From the axiom of choice we get that every set can be ordered in a way that will make it a well ordered set, including $\Bbb R$. However, since the ordinal of such a well-ordered set of $\Bbb R$ will be at least $\omega_1$, and since as far as I understood from what I read and the questioned I researched over the website, it is only proveable that $\Bbb R$ is well ordered with the axiom of choice, it's supposedly impossible to 'show' one, as in, not to show that one exists, but to point to a specific one.
After the Course's test that thought bothered me quite a bit. I've been thinking about a specific ordering of $\Bbb R$, that seems to me as if it 'covers' all of R indeed, and is well-ordered as well. Obviously it is wrong, due to what I wrote earlier, but I can't figure out why. Any explanations to what's the 'problem' with it, or what's wrong with it will be highly appreciated. Does the problem come from the non-uniqueness of decimal representation?
The ordering I thought of:
Let $r\in\Bbb R$, then every such r can be defined as:
$r=k.n_1n_2n_3n_4...n_n...$ where $k,n_i\in\Bbb N$ and $0\le n_i\le9$.
For example, 3.14$\in\Bbb R$ would have k=3, $n_1=1, n_2=4,$ and for every $i \gt 2, n_i=0$.

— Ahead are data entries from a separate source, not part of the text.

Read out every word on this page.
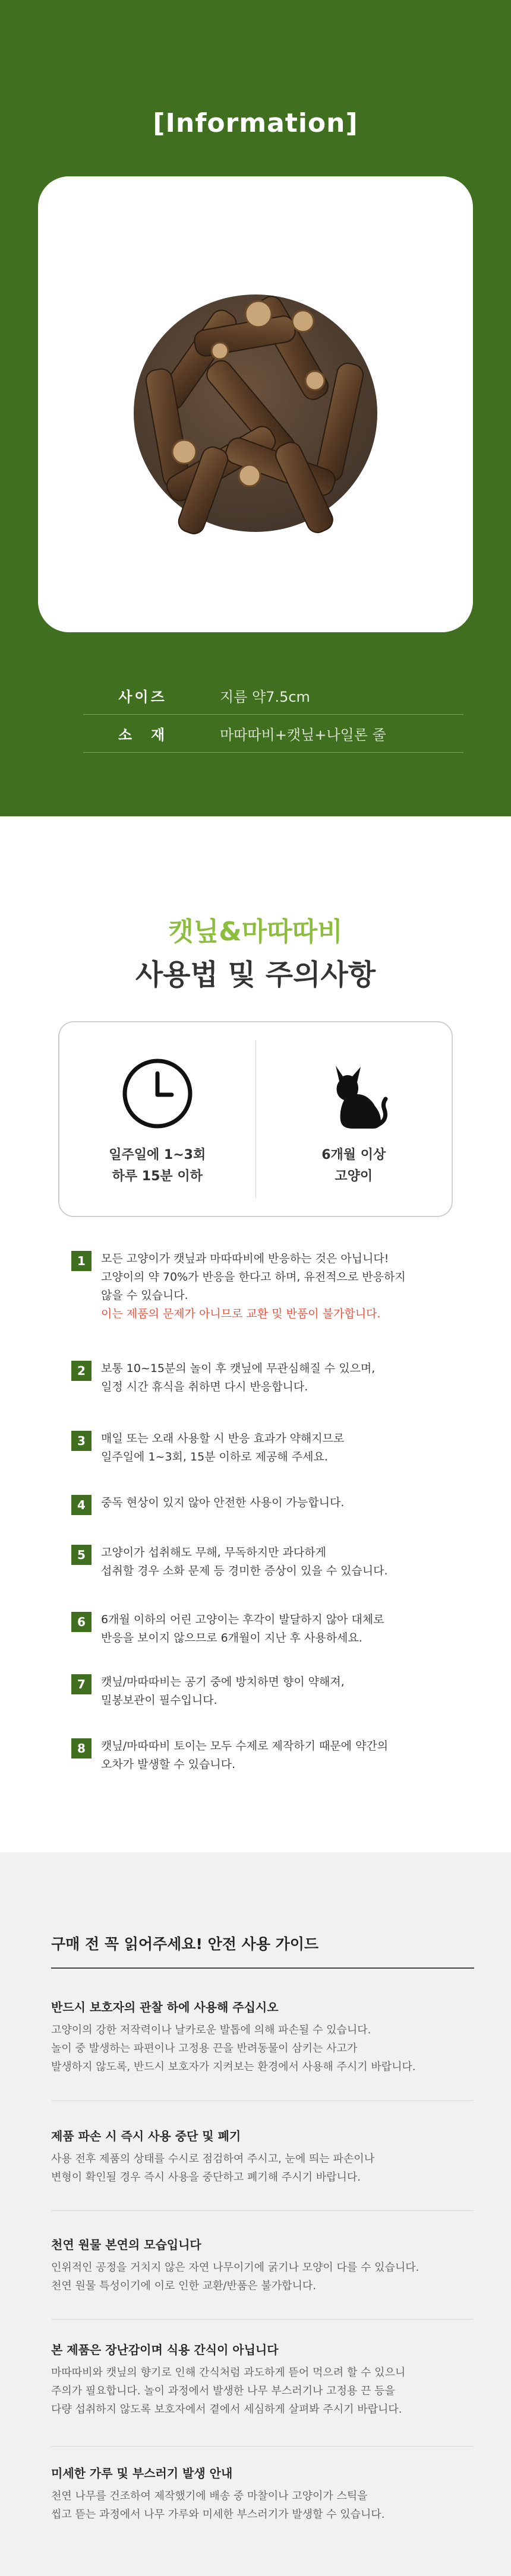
[Information]
사이즈	지름 약7.5cm
소　재	마따따비+캣닢+나일론 줄
캣닢&마따따비
사용법 및 주의사항
일주일에 1~3회
하루 15분 이하
6개월 이상
고양이
1	모든 고양이가 캣닢과 마따따비에 반응하는 것은 아닙니다!
고양이의 약 70%가 반응을 한다고 하며, 유전적으로 반응하지
않을 수 있습니다.
이는 제품의 문제가 아니므로 교환 및 반품이 불가합니다.
2	보통 10~15분의 놀이 후 캣닢에 무관심해질 수 있으며,
일정 시간 휴식을 취하면 다시 반응합니다.
3	매일 또는 오래 사용할 시 반응 효과가 약해지므로
일주일에 1~3회, 15분 이하로 제공해 주세요.
4	중독 현상이 있지 않아 안전한 사용이 가능합니다.
5	고양이가 섭취해도 무해, 무독하지만 과다하게
섭취할 경우 소화 문제 등 경미한 증상이 있을 수 있습니다.
6	6개월 이하의 어린 고양이는 후각이 발달하지 않아 대체로
반응을 보이지 않으므로 6개월이 지난 후 사용하세요.
7	캣닢/마따따비는 공기 중에 방치하면 향이 약해져,
밀봉보관이 필수입니다.
8	캣닢/마따따비 토이는 모두 수제로 제작하기 때문에 약간의
오차가 발생할 수 있습니다.
구매 전 꼭 읽어주세요! 안전 사용 가이드
반드시 보호자의 관찰 하에 사용해 주십시오

고양이의 강한 저작력이나 날카로운 발톱에 의해 파손될 수 있습니다.

놀이 중 발생하는 파편이나 고정용 끈을 반려동물이 삼키는 사고가

발생하지 않도록, 반드시 보호자가 지켜보는 환경에서 사용해 주시기 바랍니다.

제품 파손 시 즉시 사용 중단 및 폐기

사용 전후 제품의 상태를 수시로 점검하여 주시고, 눈에 띄는 파손이나

변형이 확인될 경우 즉시 사용을 중단하고 폐기해 주시기 바랍니다.

천연 원물 본연의 모습입니다

인위적인 공정을 거치지 않은 자연 나무이기에 굵기나 모양이 다를 수 있습니다.

천연 원물 특성이기에 이로 인한 교환/반품은 불가합니다.

본 제품은 장난감이며 식용 간식이 아닙니다

마따따비와 캣닢의 향기로 인해 간식처럼 과도하게 뜯어 먹으려 할 수 있으니

주의가 필요합니다. 놀이 과정에서 발생한 나무 부스러기나 고정용 끈 등을

다량 섭취하지 않도록 보호자에서 곁에서 세심하게 살펴봐 주시기 바랍니다.

미세한 가루 및 부스러기 발생 안내

천연 나무를 건조하여 제작했기에 배송 중 마찰이나 고양이가 스틱을

씹고 뜯는 과정에서 나무 가루와 미세한 부스러기가 발생할 수 있습니다.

let <' be an order on $\Bbb R$, so that =
{0,1,2,3,4….
-1,-2,-3,-4…
0.1, 1.1, 2.1 ,3.1…
-0.1, -1.1, -2.1, -3.1…
0.2, 1.2, 2.2, 3.2…
-0.2, -1.2, -2.2…
….
-0.9, -1.9, -2.9….
0.01, 1.01, 2.01…
…
-0.09, -1.09…
0.11, 1.11…
-0.11, -1.11…
0.12, 1.12…
-0.12, -1.12…
…
-0.19, -1.19…
0.21, 1.21…
…
-0.99, 1.99…
0.001, 1.001,…
……………….}
Let me try to explain each line. The first two lines are of $\Bbb Z$ where the first one is the positives (an 0), ordered by <, and the second one is the negatives, ordered by >. Every two lines are so (regarding the positives and negatives). Next line is the 'tenth's', as in for every $i \gt 1, n_i=0$, and we go with $n_1=0, n_1=2$ and so forth. Then we reach the hundreth, as in for every $i\gt 2$ $n_i=0$, and we go around with $n_1=0$ and 'run' with the $n_2$'s, then again with $n_1=1$ and so forth. Then the thousandth's, and so forth where we set for every $n_i$'s which's i is lesser or greater than the i on the $n_i$ which we 'run' on is 0, and then we go backwards and increase it by one every time, keeping the greaters on 0 until we reach '$999...$'.

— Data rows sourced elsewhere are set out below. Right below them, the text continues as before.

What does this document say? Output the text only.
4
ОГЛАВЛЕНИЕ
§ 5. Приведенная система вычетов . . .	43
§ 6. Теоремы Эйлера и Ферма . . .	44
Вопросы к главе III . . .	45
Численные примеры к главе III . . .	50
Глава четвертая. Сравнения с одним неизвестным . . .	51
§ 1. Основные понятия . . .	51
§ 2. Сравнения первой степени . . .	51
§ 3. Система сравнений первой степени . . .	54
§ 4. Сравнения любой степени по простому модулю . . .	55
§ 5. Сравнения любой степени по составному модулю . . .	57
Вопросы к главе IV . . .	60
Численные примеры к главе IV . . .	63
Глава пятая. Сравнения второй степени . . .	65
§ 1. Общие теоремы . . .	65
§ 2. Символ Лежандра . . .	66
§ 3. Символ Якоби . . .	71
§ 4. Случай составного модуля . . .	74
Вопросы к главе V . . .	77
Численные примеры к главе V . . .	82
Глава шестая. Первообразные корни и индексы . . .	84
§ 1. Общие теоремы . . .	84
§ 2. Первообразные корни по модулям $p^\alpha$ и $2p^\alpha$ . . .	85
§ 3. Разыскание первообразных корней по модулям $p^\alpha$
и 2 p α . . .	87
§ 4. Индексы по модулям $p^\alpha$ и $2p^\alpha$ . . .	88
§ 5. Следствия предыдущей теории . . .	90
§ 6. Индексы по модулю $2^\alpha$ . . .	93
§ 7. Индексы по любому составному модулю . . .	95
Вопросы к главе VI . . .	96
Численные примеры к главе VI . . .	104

That's the general idea, hope I made it clear enough. Eitherway, it's easy to see the order is well-ordering, and every line's ordinal is $\omega$. Question is - what did I do wrong, as this is obviously wrong according to what I stated above, if I got it right at least. I hope I didn't write anything too stupid.

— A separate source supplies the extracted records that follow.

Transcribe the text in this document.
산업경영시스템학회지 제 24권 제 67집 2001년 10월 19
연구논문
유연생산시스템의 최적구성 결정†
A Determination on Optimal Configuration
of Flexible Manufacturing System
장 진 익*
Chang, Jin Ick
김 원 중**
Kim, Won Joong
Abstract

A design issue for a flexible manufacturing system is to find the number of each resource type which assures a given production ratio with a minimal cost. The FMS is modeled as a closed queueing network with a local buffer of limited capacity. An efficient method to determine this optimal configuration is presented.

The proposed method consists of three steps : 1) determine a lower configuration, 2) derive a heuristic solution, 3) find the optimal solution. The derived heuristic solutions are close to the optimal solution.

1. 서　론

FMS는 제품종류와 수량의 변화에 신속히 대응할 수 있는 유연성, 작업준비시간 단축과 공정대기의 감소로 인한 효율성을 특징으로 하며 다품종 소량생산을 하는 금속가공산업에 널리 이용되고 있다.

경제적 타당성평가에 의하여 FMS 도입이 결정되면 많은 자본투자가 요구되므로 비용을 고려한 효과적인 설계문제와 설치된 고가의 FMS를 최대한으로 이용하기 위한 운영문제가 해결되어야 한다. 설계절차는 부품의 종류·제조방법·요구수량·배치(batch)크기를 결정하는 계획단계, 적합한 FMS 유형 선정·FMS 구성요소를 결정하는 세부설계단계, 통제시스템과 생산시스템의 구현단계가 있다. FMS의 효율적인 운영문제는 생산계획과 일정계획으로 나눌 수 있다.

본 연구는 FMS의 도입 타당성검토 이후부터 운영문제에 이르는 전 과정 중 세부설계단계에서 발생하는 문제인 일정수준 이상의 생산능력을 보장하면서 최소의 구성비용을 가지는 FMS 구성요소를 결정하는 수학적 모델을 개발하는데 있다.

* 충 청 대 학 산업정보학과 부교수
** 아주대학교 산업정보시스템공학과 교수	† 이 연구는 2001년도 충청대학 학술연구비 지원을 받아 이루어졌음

Edit 1: Following Mauro ALLEGRANZA's comment, it seems the issue with the above ordering that it only covers finite number of strings. So we have to deal with r's with infinite number of strings, i.e. infinite number of strings that doesn't go to $n_i=0$ from $i \gt n_0$. If we take said number $r_w$ with smallest countable infinite strings, the set of such strings can be mapped to and have the ordinal of $\omega$. Question is whether I can follow it up from here - say that for every $n_i$>$n_w$ we set it to zero, as well as every $n_i$<$n_w$, and then we go backwards adding 'ones', or will it be impossible to say that since well, it doesn't make all too much sense. Any thoughts on the line of thought suggested in here? If it is possible to state so, then it's possible to go transfinite with this. Does something stops me from doing so, is it wrong because again, I limit it to certain place?